Sanıklar hakkında, yurt dışı çıkış yasağı ve haftada 1 defa imza atma formunda isimli denetim önlemi uygulanmasını kararlaştıran mahkeme, eksikliklerin giderilmesi için duruşmayı erteledi.
– İddianameden
İstanbul Cumhuriyet Başsavcılığınca hazırlanan iddianamede, Kağıthane İlçe Emniyet Müdürlüğüne bir vatandaş tarafından 19 Ağustos 2023’te uyuşturucu unsur ticareti yapıldığına yönelik ihbar gelmesi üzerine Hamidiye Mahallesi Şehit Hakan Öner Sokağı’nın polis memurları Hakan Telli, A.Y.Ç. ve B.Ö. tarafından izlenmeye alındığı belirtiliyor.
İddianamede, sanıklar Görkem Doğan ve Kadir Taşdemir’in kelam konusu adrese, 25 Ağustos 2023’te motosikletle geldikleri, binaya eli boş girip, beyaz poşetle çıkan Taşdemir’e polis memurlarının müdahale ettiği anlatılıyor.
Yapılan üst aramasında Taşdemir’in elindeki poşette pizza kutusu içine konulmuş “Uzi” diye bilinen otomatik tüfek bulunduğuna işaret edilen iddianamede, farklı silahların ve uyuşturucu hususların olabileceği öğrenilen adresin kapısını polis memurları Hakan Telli ve A.Y.Ç’nin çaldığı söz ediliyor.

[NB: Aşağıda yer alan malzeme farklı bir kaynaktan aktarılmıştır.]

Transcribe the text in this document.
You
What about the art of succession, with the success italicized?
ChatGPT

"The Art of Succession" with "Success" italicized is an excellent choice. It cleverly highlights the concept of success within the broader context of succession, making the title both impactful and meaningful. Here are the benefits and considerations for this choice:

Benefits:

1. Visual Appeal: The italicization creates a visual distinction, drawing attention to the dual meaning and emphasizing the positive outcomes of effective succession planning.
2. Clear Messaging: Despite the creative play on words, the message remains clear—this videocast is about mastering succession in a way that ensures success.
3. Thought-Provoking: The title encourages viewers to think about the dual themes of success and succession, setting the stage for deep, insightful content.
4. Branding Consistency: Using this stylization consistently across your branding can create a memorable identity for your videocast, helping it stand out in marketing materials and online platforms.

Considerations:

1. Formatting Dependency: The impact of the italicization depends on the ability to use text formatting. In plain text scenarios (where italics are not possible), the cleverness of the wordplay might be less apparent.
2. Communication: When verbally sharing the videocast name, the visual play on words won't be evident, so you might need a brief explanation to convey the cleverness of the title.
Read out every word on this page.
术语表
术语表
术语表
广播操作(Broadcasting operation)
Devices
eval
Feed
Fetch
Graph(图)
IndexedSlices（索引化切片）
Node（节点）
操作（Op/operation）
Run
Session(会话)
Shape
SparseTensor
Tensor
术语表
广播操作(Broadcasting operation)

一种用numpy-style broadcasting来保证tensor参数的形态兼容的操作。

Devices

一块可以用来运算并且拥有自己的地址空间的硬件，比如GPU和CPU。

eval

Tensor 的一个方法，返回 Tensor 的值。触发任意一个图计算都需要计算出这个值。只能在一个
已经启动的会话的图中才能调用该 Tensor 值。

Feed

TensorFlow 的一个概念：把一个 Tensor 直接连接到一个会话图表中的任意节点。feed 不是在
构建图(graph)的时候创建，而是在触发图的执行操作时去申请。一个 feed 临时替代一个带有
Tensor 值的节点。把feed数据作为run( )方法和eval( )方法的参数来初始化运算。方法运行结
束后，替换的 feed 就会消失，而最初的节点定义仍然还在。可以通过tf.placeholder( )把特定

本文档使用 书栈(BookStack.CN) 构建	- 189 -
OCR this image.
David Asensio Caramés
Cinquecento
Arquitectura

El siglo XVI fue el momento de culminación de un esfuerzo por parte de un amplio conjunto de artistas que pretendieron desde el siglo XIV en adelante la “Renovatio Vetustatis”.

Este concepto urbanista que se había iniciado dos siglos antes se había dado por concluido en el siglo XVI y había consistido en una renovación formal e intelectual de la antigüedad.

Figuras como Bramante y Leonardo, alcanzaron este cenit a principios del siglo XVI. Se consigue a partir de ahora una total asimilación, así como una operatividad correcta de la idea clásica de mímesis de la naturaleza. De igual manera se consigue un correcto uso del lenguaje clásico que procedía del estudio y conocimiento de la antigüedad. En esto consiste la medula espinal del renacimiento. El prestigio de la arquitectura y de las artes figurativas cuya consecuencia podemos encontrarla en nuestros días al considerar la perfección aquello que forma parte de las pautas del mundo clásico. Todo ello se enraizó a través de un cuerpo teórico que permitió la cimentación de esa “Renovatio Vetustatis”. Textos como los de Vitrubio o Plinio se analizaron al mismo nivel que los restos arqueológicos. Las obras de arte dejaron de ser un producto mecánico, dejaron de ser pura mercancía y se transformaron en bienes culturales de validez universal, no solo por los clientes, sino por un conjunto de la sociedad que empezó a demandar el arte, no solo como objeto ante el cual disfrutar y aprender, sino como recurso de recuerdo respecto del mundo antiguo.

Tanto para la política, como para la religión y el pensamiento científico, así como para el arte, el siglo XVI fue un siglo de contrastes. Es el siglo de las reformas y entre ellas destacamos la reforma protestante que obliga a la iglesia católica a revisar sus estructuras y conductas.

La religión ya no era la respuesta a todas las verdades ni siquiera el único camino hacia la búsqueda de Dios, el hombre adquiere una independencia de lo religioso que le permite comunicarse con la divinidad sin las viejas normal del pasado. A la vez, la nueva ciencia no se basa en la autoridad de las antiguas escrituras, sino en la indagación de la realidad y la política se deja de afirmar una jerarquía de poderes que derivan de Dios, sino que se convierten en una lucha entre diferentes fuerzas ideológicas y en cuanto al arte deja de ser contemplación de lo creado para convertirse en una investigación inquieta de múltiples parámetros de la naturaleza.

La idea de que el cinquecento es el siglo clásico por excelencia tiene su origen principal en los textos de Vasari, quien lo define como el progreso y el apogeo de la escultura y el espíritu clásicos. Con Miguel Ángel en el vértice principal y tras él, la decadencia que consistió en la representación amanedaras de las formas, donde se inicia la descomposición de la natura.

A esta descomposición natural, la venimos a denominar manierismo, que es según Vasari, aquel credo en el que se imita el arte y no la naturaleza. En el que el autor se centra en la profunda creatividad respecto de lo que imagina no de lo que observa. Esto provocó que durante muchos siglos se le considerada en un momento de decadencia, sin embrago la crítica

İddianamede, içeriden koşuşturma ve ‘sus’ sesleri gelmesi üzerine Telli’nin destek takım için telefon görüşmesi yaptığı sırada Ozan Anucur’un elinde silahla kapıyı yarım araladığı kaydediliyor.

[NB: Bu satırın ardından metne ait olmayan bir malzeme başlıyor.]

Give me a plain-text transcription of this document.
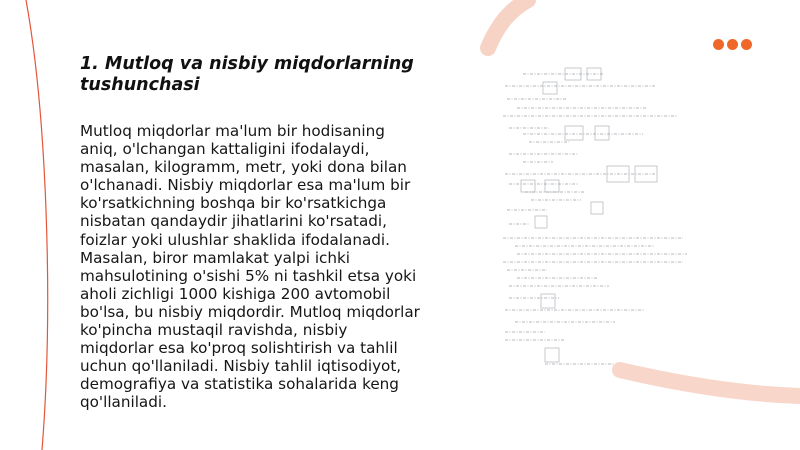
1. Mutloq va nisbiy miqdorlarning tushunchasi
Mutloq miqdorlar ma'lum bir hodisaning aniq, o'lchangan kattaligini ifodalaydi, masalan, kilogramm, metr, yoki dona bilan o'lchanadi. Nisbiy miqdorlar esa ma'lum bir ko'rsatkichning boshqa bir ko'rsatkichga nisbatan qandaydir jihatlarini ko'rsatadi, foizlar yoki ulushlar shaklida ifodalanadi. Masalan, biror mamlakat yalpi ichki mahsulotining o'sishi 5% ni tashkil etsa yoki aholi zichligi 1000 kishiga 200 avtomobil bo'lsa, bu nisbiy miqdordir. Mutloq miqdorlar ko'pincha mustaqil ravishda, nisbiy miqdorlar esa ko'proq solishtirish va tahlil uchun qo'llaniladi. Nisbiy tahlil iqtisodiyot, demografiya va statistika sohalarida keng qo'llaniladi.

Polis memuru A.Y.Ç’nin, Anucur’un elindeki silahı almak için atılım yaptığı belirtilen iddianamede, sanık Ozan Anucur ile polis A.Y.Ç’nin yaşanan boğuşma sırasında dairenin içine düştükleri, “Ateş etmeyin, polis” ikazına karşın içeriden polislere ateş edildiği vurgulanıyor.
İddianamede, daha fazla saklanamayacaklarını ve karşılık veremeyeceklerini anlayan sanıkların teslim olduğu olayda, polis memuru Hakan Telli’nin şehit olduğu, A.Y.Ç’nin hayati tehlike geçirecek nitelikte yaralandığı, Diyar Anucur’un da hayatını kaybettiği kaydediliyor.
İddianamede, elebaşı Uğurcan Gündoğmuş olan ve uyuşturucu unsur ticareti yapan bir öbür silahlı kabahat örgütünün ise buradan doğan rantı kaybetmek istemediği için Anucurlar silahlı hata örgütüyle husumetli hale geldiğine işaret ediliyor.
– Ceza istemleri
İddianamede, örgüt elebaşı sanıklar Ozan Anucur, Sinan Anucur, Serhat Anucur ve Yılmaz Burak’ın “suç işlemek emeliyle örgüt kurma”, “kişiyi yerine getirdiği kamu vazifesi nedeniyle öldürme”, “kişiyi yerine getirdiği kamu misyonu nedeniyle öldürmeye teşebbüs”, “uyuşturucu yahut uyarıcı husus ticareti yapma yahut sağlama”, “izinsiz olarak ateşli silah ve mermileri ülkeye sokma, imal etme, nakletme ve satma”, “resmi dokümanda sahtecilik”, 4 şahsa karşı “kasten öldürmeye teşebbüs”, “mala ziyan verme”, “görevi yaptırmamak için direnme” hatalarından 107’şer yıl 4’er aydan 146’şar yıla kadar mahpusla cezalandırılması talep ediliyor.
Diğer 47 sanığın ise “suç işlemek maksadıyla kurulan örgüte üye olma”, “izinsiz olarak ateşli silah ve mermileri ülkeye sokma, imal etme, nakletme ve satma”, “uyuşturucu yahut uyarıcı unsur ticareti yapma yahut sağlama”, “parada sahtecilik”, “suç kanıtlarını yok etme”, “mala ziyan verme”, “kasten öldürmeye teşebbüs”, “resmi dokümanda sahtecilik”, “sayı ve nitelik bakımından vahim olan silah yahut mermilerin satın alınması, taşınması ve bulundurulması” hatalarından 5’er yıldan 97’şer yıla kadar mahpusla cezalandırılması isteniyor.